[BACKEND] Support bf16 global atomic add on Hopper and Ampere #2708

plotfi · 2023-11-28T04:32:45Z

This patch adds support for bf16 global atomic adds on Hopper. If the check for Hopper (sm_90) fails, then a atomic compare and swap pattern is produced (as is the case with the cuda C library's atomicAdd().

For the <sm_90 case, lowering code obtained from the ROCm fork of Triton is used to produce the necessary pattern (which is actually handled by the NVPTX LLVM backend for LLVM IR atomicrmw fadd ptr addrspace(1) %ptr, bfloat %val). The ROCm matchAndRewrite method works in this case because it is generating a generic LLVM IR instruction.

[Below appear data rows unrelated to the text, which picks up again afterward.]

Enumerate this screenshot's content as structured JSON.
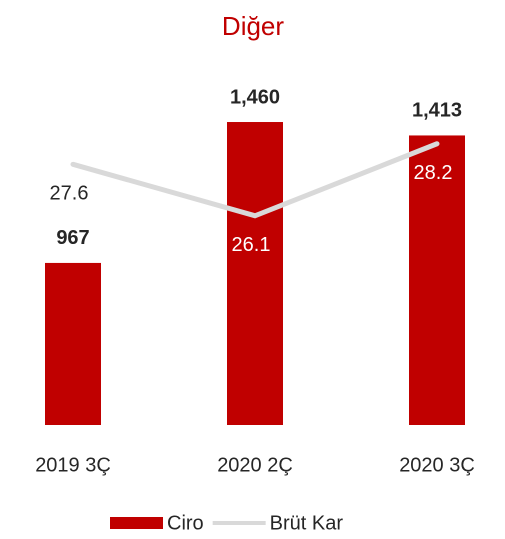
{
  "chart_data": {
    "type": "bar_line",
    "title": "Diğer",
    "categories": [
      "2019 3Ç",
      "2020 2Ç",
      "2020 3Ç"
    ],
    "series": [
      {
        "name": "Ciro",
        "type": "bar",
        "color": "#c00000",
        "values": [
          967,
          1460,
          1413
        ],
        "value_labels": [
          "967",
          "1,460",
          "1,413"
        ]
      },
      {
        "name": "Brüt Kar",
        "type": "line",
        "axis": "y2",
        "color": "#d9d9d9",
        "values": [
          27.6,
          26.1,
          28.2
        ]
      }
    ],
    "ylim": [
      400,
      1600
    ],
    "y2lim": [
      20,
      30
    ],
    "legend": "bottom"
  }
}
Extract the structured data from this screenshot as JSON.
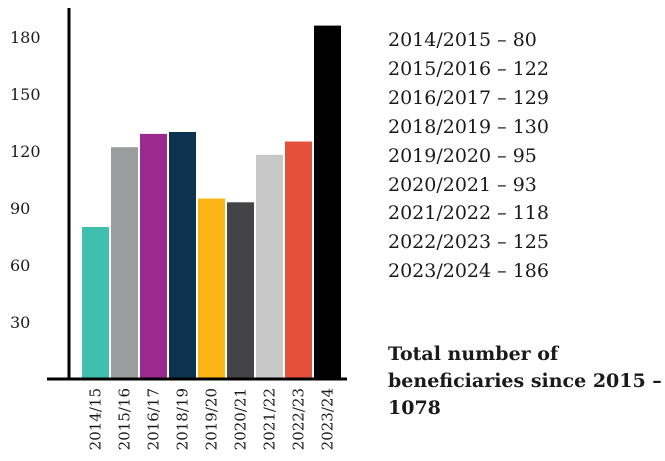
{
  "chart_data": {
    "type": "bar",
    "categories": [
      "2014/15",
      "2015/16",
      "2016/17",
      "2018/19",
      "2019/20",
      "2020/21",
      "2021/22",
      "2022/23",
      "2023/24"
    ],
    "values": [
      80,
      122,
      129,
      130,
      95,
      93,
      118,
      125,
      186
    ],
    "colors": [
      "#3fbfad",
      "#9b9c9e",
      "#9b2a8e",
      "#0d3350",
      "#fbb616",
      "#444446",
      "#c8c8c8",
      "#e4503a",
      "#000000"
    ],
    "yticks": [
      30,
      60,
      90,
      120,
      150,
      180
    ],
    "ylim": [
      0,
      190
    ],
    "title": "",
    "xlabel": "",
    "ylabel": ""
  },
  "legend": [
    "2014/2015 – 80",
    "2015/2016 – 122",
    "2016/2017 – 129",
    "2018/2019 – 130",
    "2019/2020 – 95",
    "2020/2021 – 93",
    "2021/2022 – 118",
    "2022/2023 – 125",
    "2023/2024 – 186"
  ],
  "total_text": "Total number of beneficiaries since 2015 – 1078"
}
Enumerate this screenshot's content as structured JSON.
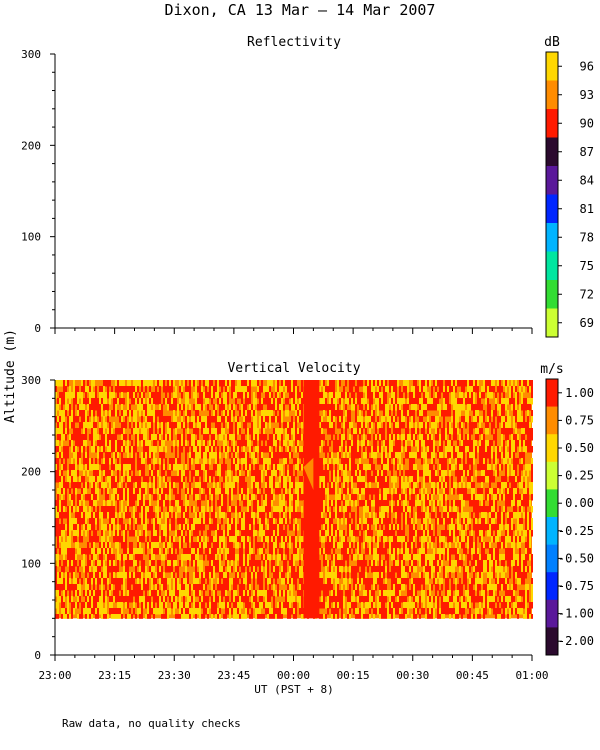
{
  "figure": {
    "title": "Dixon, CA 13 Mar — 14 Mar 2007",
    "ylabel": "Altitude (m)",
    "xlabel": "UT  (PST + 8)",
    "note": "Raw data, no quality checks",
    "x_ticks": [
      "23:00",
      "23:15",
      "23:30",
      "23:45",
      "00:00",
      "00:15",
      "00:30",
      "00:45",
      "01:00"
    ]
  },
  "chart_data": [
    {
      "type": "heatmap",
      "title": "Reflectivity",
      "ylabel": "Altitude (m)",
      "xlabel": "UT  (PST + 8)",
      "x_range": [
        "23:00",
        "01:00"
      ],
      "y_ticks": [
        0,
        100,
        200,
        300
      ],
      "ylim": [
        0,
        300
      ],
      "data_present": false,
      "colorbar": {
        "unit": "dB",
        "ticks": [
          "96",
          "93",
          "90",
          "87",
          "84",
          "81",
          "78",
          "75",
          "72",
          "69"
        ],
        "colors": [
          "#ffd700",
          "#ff8c00",
          "#ff1a00",
          "#2b0a2e",
          "#5a189a",
          "#0026ff",
          "#00b4ff",
          "#00e6a0",
          "#33dd33",
          "#ccff33"
        ]
      }
    },
    {
      "type": "heatmap",
      "title": "Vertical Velocity",
      "ylabel": "Altitude (m)",
      "xlabel": "UT  (PST + 8)",
      "x_range": [
        "23:00",
        "01:00"
      ],
      "y_ticks": [
        0,
        100,
        200,
        300
      ],
      "ylim": [
        0,
        300
      ],
      "data_altitude_range": [
        40,
        300
      ],
      "dominant_range": [
        0.5,
        1.0
      ],
      "colorbar": {
        "unit": "m/s",
        "ticks": [
          "1.00",
          "0.75",
          "0.50",
          "0.25",
          "0.00",
          "-0.25",
          "-0.50",
          "-0.75",
          "-1.00",
          "-2.00"
        ],
        "colors": [
          "#ff1a00",
          "#ff8c00",
          "#ffd700",
          "#ccff33",
          "#33dd33",
          "#00b4ff",
          "#0080ff",
          "#0026ff",
          "#5a189a",
          "#2b0a2e"
        ]
      }
    }
  ]
}
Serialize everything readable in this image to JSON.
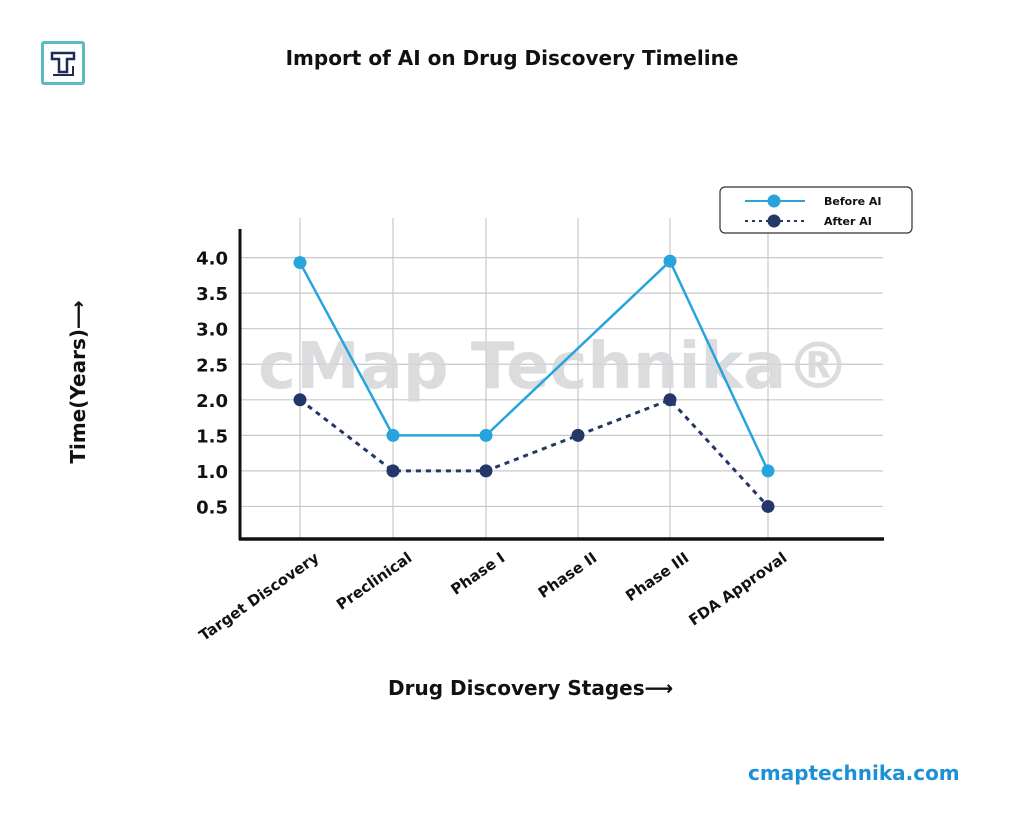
{
  "header": {
    "title": "Import of AI on Drug Discovery Timeline",
    "logo_text": "T"
  },
  "footer": {
    "site": "cmaptechnika.com"
  },
  "watermark": "cMap Technika®",
  "chart_data": {
    "type": "line",
    "title": "Import of AI on Drug Discovery Timeline",
    "xlabel": "Drug Discovery Stages⟶",
    "ylabel": "Time(Years)⟶",
    "categories": [
      "Target Discovery",
      "Preclinical",
      "Phase I",
      "Phase II",
      "Phase III",
      "FDA Approval"
    ],
    "yticks": [
      "0.5",
      "1.0",
      "1.5",
      "2.0",
      "2.5",
      "3.0",
      "3.5",
      "4.0"
    ],
    "ylim": [
      0,
      4.0
    ],
    "grid": true,
    "legend_position": "top-right",
    "series": [
      {
        "name": "Before AI",
        "color": "#27a4dc",
        "style": "solid",
        "values": [
          3.93,
          1.5,
          1.5,
          null,
          3.95,
          1.0
        ]
      },
      {
        "name": "After AI",
        "color": "#243769",
        "style": "dotted",
        "values": [
          2.0,
          1.0,
          1.0,
          1.5,
          2.0,
          0.5
        ]
      }
    ]
  }
}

The patterns produced for each Target are as follows:

Hopper:

@%p1 atom.global.gpu.acq_rel.add.noftz.bf16 %rs1, [ %rd1 + 0 ], %rs2;

Ampere:

  $BB:
  shr.u32               %r1, %r2, %r3;
  cvt.u16.u32           %rs1, %r1;
  add.bf16              %rs2, %rs1, %rs1;
  cvt.u32.u16           %r4, %rs2;
  shl.b32               %r5, %r4, %r3;
  and.b32               %r6, %r2, %r9;
  or.b32                %r7, %r6, %r5;
  atom.global.cas.b32   %r8, [%rd1], %r2, %r7;
  setp.ne.s32           %p1, %r8, %r2;
  mov.u32               %r2, %r8;
  @%p1 bra              $BB;

Added implementation for scalar atomics: - atomic_add - uint, int and float types - atomic_min/max - uint and int atomic_min/max for float is not supported in LLVM 14. We can wait to moving in upstream to latest LLVM or have to implement these atomics with inline asm. Tensor variants and atomic_cas, as well as rest of scalar atomics will be introduced with next PR(s). (cherry picked from commit 463591a)

Based on changes from: ROCm@841784d1e308ea0aebbde2 ROCm@13facab95f06c7cc9d7700

This patch allows for the optional use of the ROCm implementation of atomicrmw matchAndRewrite. It's initial purpose is for supporting atom.global.add.bf16 fallback on Ampere (which ROCm's generic LLVM IR atomic + NVPTX codegen supports well).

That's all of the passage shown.